Entre le secteur de l'industrie et celui des ONG, les divergences d'opinions sur le futur règlement sur l'équité numérique (DFA - Digital Fairness Act) illustrent le difficile chemin de croix qui attend le texte. D'un côté, un appel à faire du DFA un texte qui comble entièrement les lacunes européennes en matière de protection des consommateurs en ligne. De l'autre, une demande de mettre en pause cette initiative, au risque de créer des « couches supplémentaires de réglementation dans des domaines déjà largement couverts ».
La Commission européenne prévoit de faire du DFA une pièce de législation européenne qui viendrait assurer une meilleure protection des consommateurs face aux pratiques trompeuses, addictives ou reposant sur une utilisation abusive des données personnelles, utilisées par certaines plateformes en ligne (EUROPE 13817/29).
Une nécessité absolue, selon près de deux cent représentants de la société civile qui ont cosigné une lettre publiée vendredi 13 mars.
Selon eux, les règles en place, notamment avec le DSA ou le DMA, sont limitées et ne couvrent pas « la prolifération de pratiques qui portent atteinte aux droits fondamentaux, compromettent l'autonomie des consommateurs, causent des préjudices financiers, psychologiques et physiques concrets, encouragent la surconsommation, faussent la concurrence et menacent le débat démocratique ».

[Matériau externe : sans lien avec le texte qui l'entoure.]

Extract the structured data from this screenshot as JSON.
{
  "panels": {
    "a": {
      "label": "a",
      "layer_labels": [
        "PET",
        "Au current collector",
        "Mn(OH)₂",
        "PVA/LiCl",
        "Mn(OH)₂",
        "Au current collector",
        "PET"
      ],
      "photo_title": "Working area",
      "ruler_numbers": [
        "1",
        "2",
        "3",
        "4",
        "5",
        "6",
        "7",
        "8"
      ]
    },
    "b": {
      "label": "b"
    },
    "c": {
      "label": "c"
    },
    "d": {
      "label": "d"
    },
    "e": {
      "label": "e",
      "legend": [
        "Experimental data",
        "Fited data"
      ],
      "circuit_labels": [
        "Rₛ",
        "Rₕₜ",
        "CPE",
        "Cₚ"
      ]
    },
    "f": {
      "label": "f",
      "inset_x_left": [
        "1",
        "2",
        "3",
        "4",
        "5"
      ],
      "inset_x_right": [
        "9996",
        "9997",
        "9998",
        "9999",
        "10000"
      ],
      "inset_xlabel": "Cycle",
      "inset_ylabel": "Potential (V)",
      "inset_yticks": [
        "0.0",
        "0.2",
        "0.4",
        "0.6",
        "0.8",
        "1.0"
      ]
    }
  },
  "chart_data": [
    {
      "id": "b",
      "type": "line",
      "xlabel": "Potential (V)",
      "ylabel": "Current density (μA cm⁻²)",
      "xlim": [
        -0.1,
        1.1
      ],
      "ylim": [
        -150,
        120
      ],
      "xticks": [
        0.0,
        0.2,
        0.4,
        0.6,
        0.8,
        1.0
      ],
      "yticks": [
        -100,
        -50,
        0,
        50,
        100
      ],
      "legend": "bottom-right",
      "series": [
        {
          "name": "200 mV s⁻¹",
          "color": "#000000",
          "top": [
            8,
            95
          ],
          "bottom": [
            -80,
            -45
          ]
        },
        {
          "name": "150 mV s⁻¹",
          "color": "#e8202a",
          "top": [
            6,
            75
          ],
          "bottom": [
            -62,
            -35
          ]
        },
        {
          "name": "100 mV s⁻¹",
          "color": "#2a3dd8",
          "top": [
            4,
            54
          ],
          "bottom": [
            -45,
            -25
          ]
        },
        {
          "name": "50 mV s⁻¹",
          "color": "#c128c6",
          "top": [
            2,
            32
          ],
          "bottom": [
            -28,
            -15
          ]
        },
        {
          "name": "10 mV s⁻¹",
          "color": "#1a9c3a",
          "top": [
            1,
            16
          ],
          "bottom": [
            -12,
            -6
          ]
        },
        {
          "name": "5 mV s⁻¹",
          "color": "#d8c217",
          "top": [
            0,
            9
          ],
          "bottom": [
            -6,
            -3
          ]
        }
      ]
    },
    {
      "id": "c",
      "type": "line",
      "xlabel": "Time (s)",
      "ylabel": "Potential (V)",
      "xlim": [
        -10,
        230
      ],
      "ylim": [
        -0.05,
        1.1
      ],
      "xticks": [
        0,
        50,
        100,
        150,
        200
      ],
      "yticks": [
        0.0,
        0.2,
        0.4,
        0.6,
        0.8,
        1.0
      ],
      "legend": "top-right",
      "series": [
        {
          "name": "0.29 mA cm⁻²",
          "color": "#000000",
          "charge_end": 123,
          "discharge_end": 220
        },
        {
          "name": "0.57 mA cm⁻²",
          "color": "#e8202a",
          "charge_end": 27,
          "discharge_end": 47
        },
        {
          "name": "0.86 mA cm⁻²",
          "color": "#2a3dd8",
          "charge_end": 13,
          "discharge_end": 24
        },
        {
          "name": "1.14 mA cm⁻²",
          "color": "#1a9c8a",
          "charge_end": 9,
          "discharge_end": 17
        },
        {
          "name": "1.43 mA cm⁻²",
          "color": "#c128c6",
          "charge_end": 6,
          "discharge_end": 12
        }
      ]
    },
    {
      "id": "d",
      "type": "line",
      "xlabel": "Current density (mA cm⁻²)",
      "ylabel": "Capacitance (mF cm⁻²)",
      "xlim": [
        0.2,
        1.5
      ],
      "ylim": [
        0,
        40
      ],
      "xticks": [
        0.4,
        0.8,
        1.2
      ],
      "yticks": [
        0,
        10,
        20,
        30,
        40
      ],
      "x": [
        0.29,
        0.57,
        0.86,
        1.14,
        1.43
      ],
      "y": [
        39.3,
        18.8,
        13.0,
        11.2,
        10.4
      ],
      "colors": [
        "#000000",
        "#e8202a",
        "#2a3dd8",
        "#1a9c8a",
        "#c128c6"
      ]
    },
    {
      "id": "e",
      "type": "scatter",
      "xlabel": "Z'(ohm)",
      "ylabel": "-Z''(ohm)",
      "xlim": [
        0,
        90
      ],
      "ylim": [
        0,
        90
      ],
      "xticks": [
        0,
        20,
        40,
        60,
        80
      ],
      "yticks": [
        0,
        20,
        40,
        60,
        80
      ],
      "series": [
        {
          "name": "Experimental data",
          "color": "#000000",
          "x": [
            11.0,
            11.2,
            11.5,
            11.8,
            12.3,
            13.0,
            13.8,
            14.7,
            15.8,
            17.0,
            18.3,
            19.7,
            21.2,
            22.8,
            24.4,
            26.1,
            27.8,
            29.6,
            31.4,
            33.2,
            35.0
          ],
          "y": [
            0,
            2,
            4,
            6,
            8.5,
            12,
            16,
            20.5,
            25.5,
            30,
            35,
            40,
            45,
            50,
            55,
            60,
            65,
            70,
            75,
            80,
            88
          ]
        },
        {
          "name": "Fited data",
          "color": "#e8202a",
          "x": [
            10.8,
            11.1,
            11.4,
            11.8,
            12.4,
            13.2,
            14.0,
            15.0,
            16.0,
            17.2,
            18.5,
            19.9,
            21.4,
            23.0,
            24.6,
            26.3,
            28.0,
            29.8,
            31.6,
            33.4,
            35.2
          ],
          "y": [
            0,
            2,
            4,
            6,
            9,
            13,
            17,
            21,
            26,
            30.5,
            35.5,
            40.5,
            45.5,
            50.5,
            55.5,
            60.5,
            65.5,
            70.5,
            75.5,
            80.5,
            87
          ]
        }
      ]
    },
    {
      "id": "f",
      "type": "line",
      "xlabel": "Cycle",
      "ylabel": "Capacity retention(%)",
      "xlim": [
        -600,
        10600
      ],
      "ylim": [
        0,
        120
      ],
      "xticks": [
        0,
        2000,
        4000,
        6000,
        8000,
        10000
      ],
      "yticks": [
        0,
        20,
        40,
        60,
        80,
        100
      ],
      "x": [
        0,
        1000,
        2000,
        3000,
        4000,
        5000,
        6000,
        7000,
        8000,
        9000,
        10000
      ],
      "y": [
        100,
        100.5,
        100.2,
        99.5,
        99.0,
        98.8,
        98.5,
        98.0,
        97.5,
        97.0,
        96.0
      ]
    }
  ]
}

« Nous appelons la Commission européenne à mettre à profit le prochain DFA pour procéder à une refonte ambitieuse de la législation de l'UE en matière de protection des consommateurs, afin de mieux protéger les citoyens en ligne contre tout type de pratiques déloyales », écrivent-ils.
En face, une lettre commune de 34 organisations professionnelles du secteur, opposées au texte, qu'Agence Europe a pu consulter en amont de sa publication, enjoint à la Commission de « redéfinir l'orientation » du DFA. « L'Europe n'a pas besoin de nouvelles règles numériques, mais d'une application rigoureuse de celles qui existent déjà », estiment-ils.
Les signataires se disent préoccupés par les potentiels « chevauchements législatifs, incertitudes juridiques et augmentation des coûts de mise en conformité pour les entreprises » qui pourraient découler du nouveau texte.
Selon eux, l'Union doit d'abord assurer une meilleure articulation entre ses textes sur la protection des consommateurs, avant d'en proposer un nouveau. Une demande qui épouse les volontés affichées de simplification de la Commission européenne.
Initialement prévu pour début 2026, le DFA a été repoussé plusieurs fois. La Commission devrait le présenter d'ici la fin de l'année.